Lalon left no trace of his birth or his 'origin' and remained absolutely silent about his past, fearing that he would be cast into class, caste or communal identities by a fragmented and hierarchical society. Despite this silence on his origins, communal appropriation of this great politico-philosophical figure has created a controversy regarding whether he is 'Muslim' or a 'Hindu' -- a 'sufi' or a follower 'bhakti' tradition -- a 'baul' or a 'fakir', etc. He is none, as he always strove to go beyond all politics of identities. Lalon Fakir sang, “People ask if Lalon Fakir is a Hindu or a Mussalman. Lalon says he himself doesn’t know who he is.”[2]
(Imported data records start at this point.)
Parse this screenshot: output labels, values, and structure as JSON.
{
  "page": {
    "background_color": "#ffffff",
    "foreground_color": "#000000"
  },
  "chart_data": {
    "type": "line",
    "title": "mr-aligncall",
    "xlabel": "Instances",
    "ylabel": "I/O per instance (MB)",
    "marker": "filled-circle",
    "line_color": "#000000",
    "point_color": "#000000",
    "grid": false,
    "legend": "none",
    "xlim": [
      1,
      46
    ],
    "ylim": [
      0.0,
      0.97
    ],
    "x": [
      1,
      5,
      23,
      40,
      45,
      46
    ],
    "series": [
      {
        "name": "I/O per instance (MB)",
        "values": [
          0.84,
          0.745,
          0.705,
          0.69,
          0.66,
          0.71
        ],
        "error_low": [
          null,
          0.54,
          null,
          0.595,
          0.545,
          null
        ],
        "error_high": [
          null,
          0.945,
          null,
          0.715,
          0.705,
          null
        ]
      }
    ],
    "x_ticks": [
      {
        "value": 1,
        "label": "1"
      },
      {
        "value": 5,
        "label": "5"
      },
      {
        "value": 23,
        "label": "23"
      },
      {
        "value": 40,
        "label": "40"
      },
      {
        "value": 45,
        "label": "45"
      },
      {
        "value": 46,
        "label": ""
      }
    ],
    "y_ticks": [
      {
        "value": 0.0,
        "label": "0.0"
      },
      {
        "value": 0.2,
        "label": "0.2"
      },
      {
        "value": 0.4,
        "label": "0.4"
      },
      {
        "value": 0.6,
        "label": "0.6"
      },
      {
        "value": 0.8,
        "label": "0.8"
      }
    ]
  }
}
Lalon does not fit into the construction of the so called 'bauls' or 'fakirs' as a mystical or spiritual types who deny all worldly affairs in desperate search for a mystical ecstasy of the soul. Such construction is very elite and middle class and premised on the divide between 'modern' and 'spiritual' world. It also conveniently ignores the political and social aspects of Bengal's spiritual movements and depoliticizes the transformative role of 'bhakti' or 'sufi' traditions. This role is still continued and performed by the poet-singers and philosophers in oral traditions of Bangladesh, a cultural reality of Bangladesh that partly explains the emergence of Bangladesh with distinct identity from Pakistan back in 1971. Depicting Lalon as 'baul shomrat' (the Emperor of the Bauls) as projected by elite marginalizes Lalon as a person belonging to a peripheral movement, an outcast, as if he is not a living presence and increasingly occupying the central cultural, intellectual and political space in both side of the border between Bangladesh and India (West Bengal).
To understand the Baul, is to understand the state of nothingness associated with his rejection, by which it is not to be construed, as a willing suspension of disbelief, nor a reckless abandonment of responsibility or that of becoming inordinately fatalistic. It is a living quest to go back to the dynamics of where it all began: to our infancy as much as the first moments of creation. It is a quest we cannot undertake without some prodding assistance, albeit to our well charted ‘roots’, if we have one? Clearly, life is a blessed moment of procreation and an extension of the continuous cycle of Mother Nature which rolls on over, when we know all too well, it is also a process that simply cannot be rolled back.
It is in context of looking for meanings to living, versus that of death which is as an instant, if not completely the end of reasoning, and the probabilities of a life devoid of answers to the future and where it ultimately places us, is the harrowing spectre Man is condemned to life in his living. This premise of not knowing where ‘everything’ if ever ends is one that significantly dilates the implication and importance of NOW.